La maggior parte di noi a queste domande risponde intuitivamente, associando l’idea (e le aspettative) di un servizio pubblico digitale all’esperienza che abbiamo maturato consumando servizi e prodotti tecnologici commerciali.
Pretendiamo così amministrazioni digitali che soddisfino sempre le nostre richieste in tempo reale. Vogliamo servizi semplici, a prova di idiota. Esigiamo che siano costruiti su misura per le nostre esigenze oltre che – naturalmente – gratuiti.
Rapiti da una retorica trasversale a politica, media e istituzioni, che celebra il fare subito, in modo semplice e a tutti i costi, siamo vittime di un’insoddisfazione costante verso lo Stato digitale. Aumenta così il divario tra le aspettative abbaglianti che le tecnologie private ci regalano e la realtà di un servizio pubblico che, rispetto a quelle, appare inevitabilmente deprimente. Da sola, tuttavia, la transizione digitale non basta a colmare tale divario.
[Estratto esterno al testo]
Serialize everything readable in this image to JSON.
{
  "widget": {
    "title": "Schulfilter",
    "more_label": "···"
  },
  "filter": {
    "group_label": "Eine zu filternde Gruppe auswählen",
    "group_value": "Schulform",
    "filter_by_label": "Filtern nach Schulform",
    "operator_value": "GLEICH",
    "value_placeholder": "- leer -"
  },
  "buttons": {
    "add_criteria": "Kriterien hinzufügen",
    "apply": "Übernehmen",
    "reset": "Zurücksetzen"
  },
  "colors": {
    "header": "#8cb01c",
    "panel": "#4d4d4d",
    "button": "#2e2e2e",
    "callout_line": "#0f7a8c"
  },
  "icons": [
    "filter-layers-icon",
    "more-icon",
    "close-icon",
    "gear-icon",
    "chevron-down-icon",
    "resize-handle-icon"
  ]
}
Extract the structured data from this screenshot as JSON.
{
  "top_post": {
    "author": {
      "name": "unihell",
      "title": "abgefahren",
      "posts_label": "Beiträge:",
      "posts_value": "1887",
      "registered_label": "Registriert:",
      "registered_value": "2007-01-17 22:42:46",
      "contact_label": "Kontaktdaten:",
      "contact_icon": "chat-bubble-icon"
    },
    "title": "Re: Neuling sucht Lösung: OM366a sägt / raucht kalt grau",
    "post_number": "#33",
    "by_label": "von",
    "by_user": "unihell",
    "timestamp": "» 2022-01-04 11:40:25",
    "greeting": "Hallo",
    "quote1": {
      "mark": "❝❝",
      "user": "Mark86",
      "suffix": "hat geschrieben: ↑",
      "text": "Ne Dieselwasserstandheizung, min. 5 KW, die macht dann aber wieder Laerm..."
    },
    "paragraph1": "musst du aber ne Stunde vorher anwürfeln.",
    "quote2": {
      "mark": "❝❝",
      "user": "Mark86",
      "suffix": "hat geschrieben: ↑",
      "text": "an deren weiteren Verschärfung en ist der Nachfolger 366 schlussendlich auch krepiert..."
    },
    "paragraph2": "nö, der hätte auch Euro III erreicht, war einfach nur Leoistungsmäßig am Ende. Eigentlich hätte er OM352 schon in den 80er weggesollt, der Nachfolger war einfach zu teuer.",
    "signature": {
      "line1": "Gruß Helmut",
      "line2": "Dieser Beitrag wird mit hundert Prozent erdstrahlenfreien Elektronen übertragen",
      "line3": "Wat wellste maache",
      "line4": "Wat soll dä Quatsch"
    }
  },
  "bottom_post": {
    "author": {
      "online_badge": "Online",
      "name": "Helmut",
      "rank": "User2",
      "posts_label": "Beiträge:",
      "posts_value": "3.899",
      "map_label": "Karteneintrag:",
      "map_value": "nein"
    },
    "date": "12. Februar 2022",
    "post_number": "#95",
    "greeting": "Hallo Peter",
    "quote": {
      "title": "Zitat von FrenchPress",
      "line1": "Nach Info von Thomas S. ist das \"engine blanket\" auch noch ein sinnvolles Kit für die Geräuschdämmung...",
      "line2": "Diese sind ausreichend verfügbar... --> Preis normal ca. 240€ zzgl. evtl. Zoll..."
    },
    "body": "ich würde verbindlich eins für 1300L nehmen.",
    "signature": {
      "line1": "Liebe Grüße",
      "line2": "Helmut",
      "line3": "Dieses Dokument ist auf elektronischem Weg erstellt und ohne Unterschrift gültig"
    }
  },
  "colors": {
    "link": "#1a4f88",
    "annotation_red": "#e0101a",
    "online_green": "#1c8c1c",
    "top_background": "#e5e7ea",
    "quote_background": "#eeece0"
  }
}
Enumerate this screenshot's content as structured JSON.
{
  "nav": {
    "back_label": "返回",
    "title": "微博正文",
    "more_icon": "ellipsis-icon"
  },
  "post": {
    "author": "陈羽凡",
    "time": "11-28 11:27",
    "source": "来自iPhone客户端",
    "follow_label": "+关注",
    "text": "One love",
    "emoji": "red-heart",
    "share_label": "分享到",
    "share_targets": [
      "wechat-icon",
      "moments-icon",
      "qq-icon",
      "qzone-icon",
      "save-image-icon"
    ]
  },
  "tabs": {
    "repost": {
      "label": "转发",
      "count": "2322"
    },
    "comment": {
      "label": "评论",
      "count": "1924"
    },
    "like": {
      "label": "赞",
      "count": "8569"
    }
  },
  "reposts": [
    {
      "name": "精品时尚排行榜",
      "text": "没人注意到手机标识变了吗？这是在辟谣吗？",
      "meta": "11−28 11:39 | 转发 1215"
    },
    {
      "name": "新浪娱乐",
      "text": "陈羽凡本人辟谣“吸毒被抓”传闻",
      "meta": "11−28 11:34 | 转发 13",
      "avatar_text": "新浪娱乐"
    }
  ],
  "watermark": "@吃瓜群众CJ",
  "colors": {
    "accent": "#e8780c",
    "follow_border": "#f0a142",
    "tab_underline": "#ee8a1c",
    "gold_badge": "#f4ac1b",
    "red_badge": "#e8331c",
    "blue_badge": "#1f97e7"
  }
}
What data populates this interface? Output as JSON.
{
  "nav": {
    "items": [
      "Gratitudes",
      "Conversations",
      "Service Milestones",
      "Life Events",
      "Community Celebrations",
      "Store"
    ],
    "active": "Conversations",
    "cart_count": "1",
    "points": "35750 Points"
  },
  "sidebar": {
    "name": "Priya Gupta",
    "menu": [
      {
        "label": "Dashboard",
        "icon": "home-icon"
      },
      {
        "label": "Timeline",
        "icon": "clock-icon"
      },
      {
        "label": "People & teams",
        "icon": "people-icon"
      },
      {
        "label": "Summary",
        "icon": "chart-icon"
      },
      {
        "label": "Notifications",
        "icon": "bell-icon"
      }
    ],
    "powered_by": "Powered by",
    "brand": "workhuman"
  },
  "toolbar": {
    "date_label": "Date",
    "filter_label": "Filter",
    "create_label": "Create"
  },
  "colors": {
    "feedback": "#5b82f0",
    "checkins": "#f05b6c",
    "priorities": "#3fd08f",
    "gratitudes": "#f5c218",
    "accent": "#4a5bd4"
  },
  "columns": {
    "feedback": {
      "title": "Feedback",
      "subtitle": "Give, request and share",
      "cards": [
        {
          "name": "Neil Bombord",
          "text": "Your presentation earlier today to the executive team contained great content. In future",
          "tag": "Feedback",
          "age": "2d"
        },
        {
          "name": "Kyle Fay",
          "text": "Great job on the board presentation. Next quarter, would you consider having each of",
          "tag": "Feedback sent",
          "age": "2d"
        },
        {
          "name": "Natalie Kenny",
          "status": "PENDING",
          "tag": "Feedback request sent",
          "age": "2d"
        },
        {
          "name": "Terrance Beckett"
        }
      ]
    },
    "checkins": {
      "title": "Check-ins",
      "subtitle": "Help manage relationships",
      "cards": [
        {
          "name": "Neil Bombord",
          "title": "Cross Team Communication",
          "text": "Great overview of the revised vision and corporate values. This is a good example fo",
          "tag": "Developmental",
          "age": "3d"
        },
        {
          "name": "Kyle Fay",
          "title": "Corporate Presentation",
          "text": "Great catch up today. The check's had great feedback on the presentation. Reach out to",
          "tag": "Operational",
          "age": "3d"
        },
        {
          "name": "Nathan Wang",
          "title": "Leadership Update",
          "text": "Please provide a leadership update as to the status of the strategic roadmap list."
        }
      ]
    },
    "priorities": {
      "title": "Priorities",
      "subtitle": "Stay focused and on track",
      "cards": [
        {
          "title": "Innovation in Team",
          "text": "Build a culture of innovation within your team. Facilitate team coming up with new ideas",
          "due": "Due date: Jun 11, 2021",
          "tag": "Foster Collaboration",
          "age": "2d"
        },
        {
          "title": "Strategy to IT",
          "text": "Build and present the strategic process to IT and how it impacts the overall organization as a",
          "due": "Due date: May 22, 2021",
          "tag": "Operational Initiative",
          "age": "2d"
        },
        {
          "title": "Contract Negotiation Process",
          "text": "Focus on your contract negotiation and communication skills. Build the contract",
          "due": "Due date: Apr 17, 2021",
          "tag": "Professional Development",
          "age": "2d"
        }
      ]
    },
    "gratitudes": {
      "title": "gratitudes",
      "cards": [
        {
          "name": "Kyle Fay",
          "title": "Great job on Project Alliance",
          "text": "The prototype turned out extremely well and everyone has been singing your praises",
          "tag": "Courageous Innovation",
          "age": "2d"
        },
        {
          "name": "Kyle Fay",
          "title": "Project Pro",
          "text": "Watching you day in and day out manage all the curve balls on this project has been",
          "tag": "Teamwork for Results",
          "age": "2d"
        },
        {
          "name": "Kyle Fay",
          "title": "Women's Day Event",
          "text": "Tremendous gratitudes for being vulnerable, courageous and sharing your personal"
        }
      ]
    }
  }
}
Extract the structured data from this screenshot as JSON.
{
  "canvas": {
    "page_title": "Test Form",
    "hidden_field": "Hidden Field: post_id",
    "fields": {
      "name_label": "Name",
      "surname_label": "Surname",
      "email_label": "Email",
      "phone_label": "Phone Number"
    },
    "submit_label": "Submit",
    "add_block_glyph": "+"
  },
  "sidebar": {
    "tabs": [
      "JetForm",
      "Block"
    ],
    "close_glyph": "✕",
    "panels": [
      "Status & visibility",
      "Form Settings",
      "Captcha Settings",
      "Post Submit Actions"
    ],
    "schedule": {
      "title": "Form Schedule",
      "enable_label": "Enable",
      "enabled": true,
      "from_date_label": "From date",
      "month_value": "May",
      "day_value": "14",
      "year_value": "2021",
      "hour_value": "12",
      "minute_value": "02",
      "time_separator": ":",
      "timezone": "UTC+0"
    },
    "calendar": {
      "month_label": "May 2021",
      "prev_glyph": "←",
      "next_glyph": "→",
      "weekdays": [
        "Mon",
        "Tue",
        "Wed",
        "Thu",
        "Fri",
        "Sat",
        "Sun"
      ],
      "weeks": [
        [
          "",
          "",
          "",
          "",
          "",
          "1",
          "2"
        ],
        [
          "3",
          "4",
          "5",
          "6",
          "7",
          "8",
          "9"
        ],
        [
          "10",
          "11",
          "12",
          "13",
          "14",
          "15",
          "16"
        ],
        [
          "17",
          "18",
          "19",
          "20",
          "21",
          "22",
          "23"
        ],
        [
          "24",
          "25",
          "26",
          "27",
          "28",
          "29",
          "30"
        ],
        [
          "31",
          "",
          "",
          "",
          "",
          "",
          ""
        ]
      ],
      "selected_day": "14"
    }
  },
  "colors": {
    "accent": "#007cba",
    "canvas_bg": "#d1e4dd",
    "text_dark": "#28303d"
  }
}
Allo Stato occorre recuperare l’idea di complessità, declinando su di essa la propria dimensione digitale. Quella stessa complessità che il digitale ci spinge a trascurare, a fuggire addirittura, va quindi raccontata, difesa, celebrata pubblicamente.
Se sapremo evitare di demonizzare le molte complessità delle persone, delle decisioni pubbliche e delle strutture amministrative, recupereremo un rapporto umano e più gratificante con lo Stato digitale del presente e del futuro.